I was in Oklahoma City recently for a conference and we had free time one afternoon. Among the options for free time were the Myriad Botanical Gardens or the Oklahoma City National Memorial Museum. Honestly, I was inclined toward the botanical gardens. I didn’t really want to dwell on the bombing of the federal center 24 years ago (today – April 19 – is the anniversary). However, I was hosting an international friend at the conference and she wanted to go to the memorial, so I went along with her.
Though I was a reluctant visitor, I was impressed with the way the park-like block was laid out to provide space to think and process, and to honor the victims. The entrance archway said, “… May this memorial offer comfort, strength, peace, hope and serenity.”
The outdoor part of the memorial included archways, a reflecting pool, a grassy field with chairs representing each victim (small chairs for the children), and trees – evergreen, deciduous and flowering trees that were in bloom when I visited. The site certainly did offer a place for peace and serenity to contemplate the tragedy.
The indoor, museum part of the memorial incorporated creative storytelling elements to show the scale and human tragedy of the bombing. I appreciated the way the exhibits revealed more aspects of the story and honored the victims. It is truly a well-curated memorial.
However, after going through the inside and understanding more of the facts and trauma of that day, I was refreshed by returning to the outdoor space. I appreciated the breathing space it offered, in contrast to the difficult story inside. I stood under the “survivor tree,” an old American elm which was next to the federal building and was damaged in the blast but survived. I searched the branches for fresh leaves unfurling and awakening in the warmth of spring.

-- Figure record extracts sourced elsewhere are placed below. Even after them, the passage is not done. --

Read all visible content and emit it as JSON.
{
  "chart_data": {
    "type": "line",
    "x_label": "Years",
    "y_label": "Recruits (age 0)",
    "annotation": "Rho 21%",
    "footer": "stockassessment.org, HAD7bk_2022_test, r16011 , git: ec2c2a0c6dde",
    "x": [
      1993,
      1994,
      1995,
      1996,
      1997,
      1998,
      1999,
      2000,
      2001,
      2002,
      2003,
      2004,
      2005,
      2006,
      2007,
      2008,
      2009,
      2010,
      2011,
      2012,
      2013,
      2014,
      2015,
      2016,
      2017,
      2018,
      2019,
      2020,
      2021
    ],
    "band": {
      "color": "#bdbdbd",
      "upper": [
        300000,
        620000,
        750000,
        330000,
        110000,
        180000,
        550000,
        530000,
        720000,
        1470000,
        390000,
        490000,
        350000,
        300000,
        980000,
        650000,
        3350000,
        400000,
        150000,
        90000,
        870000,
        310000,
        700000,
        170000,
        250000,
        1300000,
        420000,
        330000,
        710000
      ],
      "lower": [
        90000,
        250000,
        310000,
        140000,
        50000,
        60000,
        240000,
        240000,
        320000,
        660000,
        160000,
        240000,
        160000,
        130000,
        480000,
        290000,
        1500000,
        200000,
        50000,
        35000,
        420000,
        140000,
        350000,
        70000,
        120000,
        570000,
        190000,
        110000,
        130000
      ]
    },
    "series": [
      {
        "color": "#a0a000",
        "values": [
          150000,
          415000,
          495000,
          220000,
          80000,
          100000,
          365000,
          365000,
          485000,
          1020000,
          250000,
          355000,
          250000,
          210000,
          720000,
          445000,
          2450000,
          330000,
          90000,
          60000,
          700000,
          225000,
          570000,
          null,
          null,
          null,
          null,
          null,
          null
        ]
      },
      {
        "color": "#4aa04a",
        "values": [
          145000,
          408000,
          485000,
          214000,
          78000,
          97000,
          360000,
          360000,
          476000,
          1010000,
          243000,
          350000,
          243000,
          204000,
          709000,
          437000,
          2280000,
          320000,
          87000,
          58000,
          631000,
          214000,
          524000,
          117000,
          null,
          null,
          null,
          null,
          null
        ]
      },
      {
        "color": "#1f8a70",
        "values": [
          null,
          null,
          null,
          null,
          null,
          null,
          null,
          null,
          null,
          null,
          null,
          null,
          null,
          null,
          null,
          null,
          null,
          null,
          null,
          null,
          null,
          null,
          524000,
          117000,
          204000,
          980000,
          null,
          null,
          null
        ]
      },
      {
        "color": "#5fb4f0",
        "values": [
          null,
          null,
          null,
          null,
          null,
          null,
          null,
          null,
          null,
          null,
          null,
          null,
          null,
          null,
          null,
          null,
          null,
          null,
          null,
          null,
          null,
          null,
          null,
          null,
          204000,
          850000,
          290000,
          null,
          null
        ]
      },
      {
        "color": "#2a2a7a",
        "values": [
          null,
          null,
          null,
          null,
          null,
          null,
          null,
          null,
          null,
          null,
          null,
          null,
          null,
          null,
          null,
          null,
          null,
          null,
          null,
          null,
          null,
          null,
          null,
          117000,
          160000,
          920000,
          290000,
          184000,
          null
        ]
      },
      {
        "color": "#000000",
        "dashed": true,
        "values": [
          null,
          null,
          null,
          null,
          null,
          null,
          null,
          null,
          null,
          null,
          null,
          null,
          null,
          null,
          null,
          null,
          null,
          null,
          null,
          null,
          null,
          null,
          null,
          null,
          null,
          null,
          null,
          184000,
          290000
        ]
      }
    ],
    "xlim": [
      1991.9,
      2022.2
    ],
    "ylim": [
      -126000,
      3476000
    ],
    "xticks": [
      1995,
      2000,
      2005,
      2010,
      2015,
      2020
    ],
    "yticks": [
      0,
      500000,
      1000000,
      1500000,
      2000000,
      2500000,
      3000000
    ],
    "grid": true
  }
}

As I walked away from the memorial, I appreciated the intention of the space.
We need reflective spaces – physical places that offer respite from the challenges of life. These reflective spaces can be memorials, gardens, forests, front porches, kitchen tables, and more.
We also need reflective spaces in our souls – where we can go deep to ask the essential and eternal questions of life to our Creator.

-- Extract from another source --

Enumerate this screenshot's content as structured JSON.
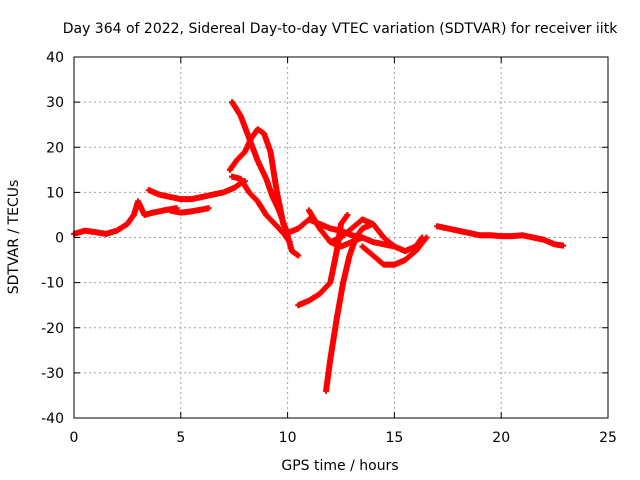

It is Holy Week. The time when Christians remember and reflect on the love, sacrifice, death and life of Jesus.
And it’s been a rough week in my town, Denver. All the schools were closed on Wednesday due to a threat of gun violence. It’s been a week of coming face-to-face with the brokenness in the world.
Today is Good Friday, the most broken day, when we remember Jesus’ death on the cross.
Today is a good day to seek a reflective place – whether it’s in my own garden, or the open space of the park near my home, or in breaking bread around the dinner table with my husband or attending Good Friday service at church.
A day to seek comfort, strength, peace, hope and serenity. And to keep seeking … because there is hope beyond the brokenness.
I had to stop for this one, even if it not about gardening. I happened to be in Oklahoma City at the end of 2012, and left just before the big 2013 New Year’s celebration at the (then) new Devon Tower right across the street from the Myriad Arboretum. That was my first trip away from the West Coast, and the longest time I had ever been away from California. (I had only got to Oregon and Washington for no more than two weeks at a time before that.) For me, the entire region was one of those special places that I needed to go to at the time. I did not intend it to be that way. I just worked out. Well, I could write an entire article about it. I intend to return, although it will never be the same as it was then.